Biennale Arte 2019: Angelica Mesiti
Linguaggi senza parole
L’artista realizza principalmente film e installazioni video, in cui il linguaggio verbale è sempre assente. Eppure il suo maggiore interesse è proprio il linguaggio, quello della comunicazione trasversale che può scaturire dall’interazione di movimenti, suoni e gesti propri di comunità e popoli di diversa provenienza e etnia. L’artista è andata perciò alla ricerca nel mondo di piccole e grandi realtà che si esprimono tra di loro con gestualità e rituali che riportano a uno stadio primitivo della comunicazione tra gli uomini.
In Danimarca è rimasta affascinata dalla pratica molto frequente del canto in comunità, su cui ha realizzato il video Mother Tounge (2017); in Svezia , alcuni anni prima aveva messo in scena, invece, un lavoro basato sui gesti di comunicazione silenziosa The Colour of Saying, (2015).Nel suo lavoro In the Ear of the Tyrant (Nell’Orecchio del Tiranno), realizzato nel 2013/2014, l’artista australiana di origini italiane ha indagato sull’origine delle prefiche, le donne che nell’antichità erano pagate per dimostrare dolore profondo durante i cortei funebri, intonando canti di elogio del defunto intercalati da grida e pianti. Il lavoro è stato realizzato nella grotta conosciuta come l’Orecchio di Dionisio, scavata nel calcare sotto il teatro greco di Siracusa e chiamata così perché a forma di grande orecchio, dove l’artista ha condotto una cantante, altrettanto appassionata dalla storia delle antiche prefiche.
Il lavoro The Calling (2013/2014) esplora i diversi stadi di questo linguaggio particolare: in Turchia serve ai contadini, giovani e vecchi, che fischiano in codice attraverso i campi a grandi distanze per comunicare quando il timbro della voce non può arrivare; in Grecia viene usato oramai solo da vecchi che abitano sulle montagne, mentre nelle Isole Canarie si cerca di mantenerlo vivo insegnandolo addirittura a scuola o inscenando spettacoli.Nelle sue ricerche sui linguaggi non verbali, l’artista ha, sorprendentemente, scoperto in Turchia, in Grecia e nelle isole Canarie alcune comunità che usano uno vero e proprio linguaggio fischiato per comunicare.
Nakh Removed (2015) invece è un lavoro in cui quattro donne algerine, marocchine e tunisine eseguono il nakh, una danza dei capelli originaria del confine algerino-tunisino, nella quale le donne secondo la tradizione si esibiscono ai matrimoni e durante i periodi di fertilità.

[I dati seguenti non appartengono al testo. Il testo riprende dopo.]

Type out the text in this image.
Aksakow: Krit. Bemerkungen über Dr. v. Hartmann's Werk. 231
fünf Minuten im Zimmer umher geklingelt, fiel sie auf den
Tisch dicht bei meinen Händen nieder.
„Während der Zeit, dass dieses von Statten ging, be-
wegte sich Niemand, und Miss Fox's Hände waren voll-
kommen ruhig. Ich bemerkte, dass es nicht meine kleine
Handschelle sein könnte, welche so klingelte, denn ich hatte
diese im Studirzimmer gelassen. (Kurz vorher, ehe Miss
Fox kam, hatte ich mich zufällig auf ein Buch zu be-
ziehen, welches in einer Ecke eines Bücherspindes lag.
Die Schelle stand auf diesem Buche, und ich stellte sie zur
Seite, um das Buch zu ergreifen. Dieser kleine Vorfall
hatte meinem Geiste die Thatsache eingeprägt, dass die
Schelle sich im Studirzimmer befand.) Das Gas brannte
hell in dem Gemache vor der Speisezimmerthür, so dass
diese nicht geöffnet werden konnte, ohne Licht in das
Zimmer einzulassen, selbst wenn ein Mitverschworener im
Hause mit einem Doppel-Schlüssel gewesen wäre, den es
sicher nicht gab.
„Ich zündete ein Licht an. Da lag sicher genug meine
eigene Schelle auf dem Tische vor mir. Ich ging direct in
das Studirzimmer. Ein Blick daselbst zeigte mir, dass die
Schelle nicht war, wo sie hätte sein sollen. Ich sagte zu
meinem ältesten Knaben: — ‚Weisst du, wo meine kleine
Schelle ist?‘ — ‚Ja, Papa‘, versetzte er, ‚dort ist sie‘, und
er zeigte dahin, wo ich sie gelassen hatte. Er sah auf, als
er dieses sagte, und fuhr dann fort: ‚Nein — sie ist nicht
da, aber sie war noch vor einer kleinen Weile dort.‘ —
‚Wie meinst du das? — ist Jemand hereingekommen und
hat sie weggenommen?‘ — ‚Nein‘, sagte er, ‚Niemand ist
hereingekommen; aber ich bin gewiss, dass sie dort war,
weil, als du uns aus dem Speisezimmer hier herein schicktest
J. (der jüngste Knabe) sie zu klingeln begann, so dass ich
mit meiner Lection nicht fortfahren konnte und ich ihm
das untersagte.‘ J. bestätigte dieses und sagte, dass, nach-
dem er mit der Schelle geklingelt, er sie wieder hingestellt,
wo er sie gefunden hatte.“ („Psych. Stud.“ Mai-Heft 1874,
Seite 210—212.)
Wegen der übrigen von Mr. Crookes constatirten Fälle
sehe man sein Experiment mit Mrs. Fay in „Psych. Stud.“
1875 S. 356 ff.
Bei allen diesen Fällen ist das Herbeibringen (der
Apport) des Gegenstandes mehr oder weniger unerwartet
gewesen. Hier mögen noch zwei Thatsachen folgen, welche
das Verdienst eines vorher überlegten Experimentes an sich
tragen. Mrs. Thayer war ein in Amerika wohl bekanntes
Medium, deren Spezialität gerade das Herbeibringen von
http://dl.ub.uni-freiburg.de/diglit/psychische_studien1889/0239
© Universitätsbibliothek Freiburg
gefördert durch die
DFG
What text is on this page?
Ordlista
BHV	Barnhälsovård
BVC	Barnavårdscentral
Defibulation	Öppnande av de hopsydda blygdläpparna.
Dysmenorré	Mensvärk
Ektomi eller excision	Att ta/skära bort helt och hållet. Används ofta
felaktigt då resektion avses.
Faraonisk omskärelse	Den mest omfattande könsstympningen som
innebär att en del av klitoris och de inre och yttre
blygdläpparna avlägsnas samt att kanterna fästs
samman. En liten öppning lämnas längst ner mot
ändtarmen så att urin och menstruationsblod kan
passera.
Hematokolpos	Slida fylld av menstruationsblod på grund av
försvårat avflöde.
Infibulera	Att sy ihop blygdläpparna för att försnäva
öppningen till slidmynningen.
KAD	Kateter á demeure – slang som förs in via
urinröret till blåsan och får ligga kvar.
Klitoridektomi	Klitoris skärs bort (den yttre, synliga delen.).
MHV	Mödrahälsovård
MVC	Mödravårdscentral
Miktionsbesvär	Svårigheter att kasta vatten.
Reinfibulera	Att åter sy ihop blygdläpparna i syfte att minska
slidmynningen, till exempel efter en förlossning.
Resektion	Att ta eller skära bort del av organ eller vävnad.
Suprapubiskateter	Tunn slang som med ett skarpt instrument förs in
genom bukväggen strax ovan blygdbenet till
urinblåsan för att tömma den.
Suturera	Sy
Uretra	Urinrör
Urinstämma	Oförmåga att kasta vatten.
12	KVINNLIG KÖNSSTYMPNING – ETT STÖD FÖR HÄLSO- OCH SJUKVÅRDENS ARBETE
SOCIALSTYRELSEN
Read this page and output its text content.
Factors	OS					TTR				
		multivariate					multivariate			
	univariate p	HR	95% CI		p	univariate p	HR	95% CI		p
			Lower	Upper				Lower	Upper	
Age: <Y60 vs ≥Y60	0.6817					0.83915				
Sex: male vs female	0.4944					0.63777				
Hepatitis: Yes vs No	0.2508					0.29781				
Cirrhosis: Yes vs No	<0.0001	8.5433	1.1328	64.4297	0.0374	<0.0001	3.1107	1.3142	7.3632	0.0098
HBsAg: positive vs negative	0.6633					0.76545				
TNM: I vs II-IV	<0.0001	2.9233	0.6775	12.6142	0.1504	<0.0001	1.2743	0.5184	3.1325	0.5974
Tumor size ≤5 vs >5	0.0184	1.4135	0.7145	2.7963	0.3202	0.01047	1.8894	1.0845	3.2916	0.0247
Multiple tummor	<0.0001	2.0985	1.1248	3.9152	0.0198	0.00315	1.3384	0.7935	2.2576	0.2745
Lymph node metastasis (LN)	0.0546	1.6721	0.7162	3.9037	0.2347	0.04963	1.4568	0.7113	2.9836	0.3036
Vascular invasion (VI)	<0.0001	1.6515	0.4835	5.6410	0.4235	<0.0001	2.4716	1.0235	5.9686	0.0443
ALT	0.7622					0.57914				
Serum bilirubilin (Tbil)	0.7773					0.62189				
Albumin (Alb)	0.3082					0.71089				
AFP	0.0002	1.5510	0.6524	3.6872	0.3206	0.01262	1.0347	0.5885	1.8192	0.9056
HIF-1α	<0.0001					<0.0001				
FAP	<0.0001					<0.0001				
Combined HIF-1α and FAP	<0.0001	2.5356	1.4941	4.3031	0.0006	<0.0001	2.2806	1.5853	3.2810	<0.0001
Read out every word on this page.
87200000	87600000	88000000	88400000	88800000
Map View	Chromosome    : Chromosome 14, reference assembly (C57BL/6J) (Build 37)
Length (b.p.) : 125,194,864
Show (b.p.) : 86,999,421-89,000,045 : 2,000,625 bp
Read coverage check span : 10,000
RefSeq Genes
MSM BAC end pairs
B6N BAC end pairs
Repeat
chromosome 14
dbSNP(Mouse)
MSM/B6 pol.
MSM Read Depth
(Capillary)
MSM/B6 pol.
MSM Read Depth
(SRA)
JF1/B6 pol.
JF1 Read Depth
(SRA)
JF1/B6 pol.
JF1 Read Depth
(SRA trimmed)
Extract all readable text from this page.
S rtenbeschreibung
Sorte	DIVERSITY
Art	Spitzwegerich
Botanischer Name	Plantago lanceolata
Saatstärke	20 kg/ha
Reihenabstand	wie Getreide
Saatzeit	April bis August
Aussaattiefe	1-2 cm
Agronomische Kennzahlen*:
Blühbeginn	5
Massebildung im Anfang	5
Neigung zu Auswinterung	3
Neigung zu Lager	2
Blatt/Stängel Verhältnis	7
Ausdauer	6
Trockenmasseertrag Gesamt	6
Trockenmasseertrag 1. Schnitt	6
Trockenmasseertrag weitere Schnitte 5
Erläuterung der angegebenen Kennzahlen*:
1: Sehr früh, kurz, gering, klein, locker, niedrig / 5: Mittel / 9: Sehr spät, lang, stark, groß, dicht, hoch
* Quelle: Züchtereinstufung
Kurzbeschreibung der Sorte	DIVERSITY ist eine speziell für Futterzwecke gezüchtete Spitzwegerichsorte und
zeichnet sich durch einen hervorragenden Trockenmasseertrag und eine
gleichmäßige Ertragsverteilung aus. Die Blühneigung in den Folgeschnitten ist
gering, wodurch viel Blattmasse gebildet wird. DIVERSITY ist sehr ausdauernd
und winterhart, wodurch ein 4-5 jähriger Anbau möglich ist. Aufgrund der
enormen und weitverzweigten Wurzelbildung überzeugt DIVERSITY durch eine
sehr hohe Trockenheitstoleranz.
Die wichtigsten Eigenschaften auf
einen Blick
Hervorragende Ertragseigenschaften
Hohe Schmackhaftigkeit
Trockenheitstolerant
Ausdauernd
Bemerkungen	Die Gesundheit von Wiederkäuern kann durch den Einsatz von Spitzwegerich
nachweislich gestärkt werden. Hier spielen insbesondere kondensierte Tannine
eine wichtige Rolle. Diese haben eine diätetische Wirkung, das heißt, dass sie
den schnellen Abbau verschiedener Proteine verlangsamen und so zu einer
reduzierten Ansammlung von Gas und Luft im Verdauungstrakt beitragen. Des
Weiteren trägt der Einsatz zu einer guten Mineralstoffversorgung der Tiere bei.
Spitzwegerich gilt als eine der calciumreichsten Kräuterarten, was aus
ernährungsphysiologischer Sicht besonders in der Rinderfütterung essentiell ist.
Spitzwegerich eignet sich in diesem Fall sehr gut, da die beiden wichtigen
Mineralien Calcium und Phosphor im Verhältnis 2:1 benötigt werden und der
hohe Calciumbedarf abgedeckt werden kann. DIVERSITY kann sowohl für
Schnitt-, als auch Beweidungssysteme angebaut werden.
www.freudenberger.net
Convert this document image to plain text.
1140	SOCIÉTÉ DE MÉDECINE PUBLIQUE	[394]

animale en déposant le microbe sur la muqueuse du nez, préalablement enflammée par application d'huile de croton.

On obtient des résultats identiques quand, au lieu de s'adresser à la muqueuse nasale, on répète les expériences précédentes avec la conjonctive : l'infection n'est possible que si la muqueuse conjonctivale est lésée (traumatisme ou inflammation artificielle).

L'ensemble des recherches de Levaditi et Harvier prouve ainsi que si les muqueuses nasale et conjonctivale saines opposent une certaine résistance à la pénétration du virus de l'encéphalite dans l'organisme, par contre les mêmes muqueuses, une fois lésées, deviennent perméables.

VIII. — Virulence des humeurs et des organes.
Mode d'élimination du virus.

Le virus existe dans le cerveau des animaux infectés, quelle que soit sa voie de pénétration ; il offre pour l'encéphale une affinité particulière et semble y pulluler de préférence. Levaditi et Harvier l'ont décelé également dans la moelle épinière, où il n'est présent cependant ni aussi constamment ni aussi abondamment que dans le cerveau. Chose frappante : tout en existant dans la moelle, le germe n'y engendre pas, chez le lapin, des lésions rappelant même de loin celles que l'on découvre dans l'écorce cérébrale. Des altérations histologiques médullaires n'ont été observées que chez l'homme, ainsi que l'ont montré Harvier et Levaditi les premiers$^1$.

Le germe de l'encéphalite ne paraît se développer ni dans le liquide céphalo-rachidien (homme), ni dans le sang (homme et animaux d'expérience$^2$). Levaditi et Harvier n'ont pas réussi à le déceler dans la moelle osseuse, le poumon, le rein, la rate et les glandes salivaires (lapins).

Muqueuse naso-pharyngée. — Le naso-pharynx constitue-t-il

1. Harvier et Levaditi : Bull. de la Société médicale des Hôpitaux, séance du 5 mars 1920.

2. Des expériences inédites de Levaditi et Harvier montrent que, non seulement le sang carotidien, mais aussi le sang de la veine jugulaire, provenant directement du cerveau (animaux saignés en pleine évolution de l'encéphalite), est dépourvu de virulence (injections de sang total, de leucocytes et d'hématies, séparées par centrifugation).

Nel lavoro ASSEMBLY (2019), presentato alla Biennale, l’artista si inspira ancora una volta all’Italia e più precisamente parte dall’uso di Michela, un sistema di stenotipia con tecnica di abbreviazione a forma di tastiera, usato nel Senato Italiano. Il Michela viene impiegato per le trascrizioni ufficiali dei discorsi dei parlamentari al fine di assicurare trasparenza nel processo legislativo democratico. In ASSEMBLY Mesiti utilizza questo dispositivo per codificare una poesia del poeta australiano David Malouf, codice che viene poi messo in musica dal compositore australiano Max Lyandvert e eseguito da un ensemble di musicisti.